Another use might be finding the initials in a name:

irb(main):008:0> ['Jaime', 'Lee', 'Bellmyer'].inject(''){|initials, name| initials += name[0,1]}
=> "JLB"

In this example, I had to pass the starting string (”, or blank) to inject. Otherwise, it takes the first element as a whole, and starts adding onto it. I don’t like this behavior, and I suspect it works this way because inject assumes you’re trying to sum elements in some way. You also need to pass an initial value to inject when you want the result to be a different class than the inputs:

irb(main):009:0> [1, 2, 3].inject(0.0){|sum, i| sum += i.to_f}
=> 6.0

min and max

These methods behave largely like you’d expect. The items in the collection have to have the <=> method defined, just like the sorting methods, since finding the min and max requires sorting. So strings and numbers behave like you’d expect:

irb(main):010:0> ['joshua', 'gabriel', 'jacob'].min
=> "gabriel"
irb(main):011:0> ['joshua', 'gabriel', 'jacob'].max
=> "joshua"
irb(main):012:0> [1,2,3].min
=> 1
irb(main):013:0> [1,2,3].max
=> 3

And you can also pass your own custom sorting block, like you can with the sort method:

irb(main):014:0> ['joshua', 'gabriel', 'jacob'].min{|a,b| a.reverse <=> b.reverse}
=> "joshua"
irb(main):015:0> ['joshua', 'gabriel', 'jacob'].max{|a,b| a.reverse <=> b.reverse}
=> "gabriel"
irb(main):016:0> [1,2,3].min{|a,b| a*(-1) <=> b*(-1)}
=> 3
irb(main):017:0> [1,2,3].max{|a,b| a*(-1) <=> b*(-1)}
=> 1

In conclusion

What a long journey it has been.

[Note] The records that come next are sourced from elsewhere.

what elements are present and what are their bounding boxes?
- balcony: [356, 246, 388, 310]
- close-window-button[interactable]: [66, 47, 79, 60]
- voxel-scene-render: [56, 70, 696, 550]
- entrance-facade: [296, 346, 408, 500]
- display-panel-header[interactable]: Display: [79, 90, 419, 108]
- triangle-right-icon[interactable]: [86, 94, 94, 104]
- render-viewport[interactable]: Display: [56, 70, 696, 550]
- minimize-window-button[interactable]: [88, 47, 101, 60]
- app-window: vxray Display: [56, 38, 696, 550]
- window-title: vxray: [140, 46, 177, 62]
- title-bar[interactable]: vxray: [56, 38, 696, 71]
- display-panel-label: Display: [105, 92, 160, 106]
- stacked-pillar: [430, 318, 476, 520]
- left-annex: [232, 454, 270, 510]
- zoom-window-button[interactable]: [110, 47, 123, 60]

I’d like to thank myself for completing my longest series of articles, in the most timely manner yet. And I’d like to thank you if you suffered through all of it for the sake of knowledge. Please feel free to ask any questions you might have, and I’ll do my best to answer them promptly.

And thus concludes our two-week look at the Enumerable module.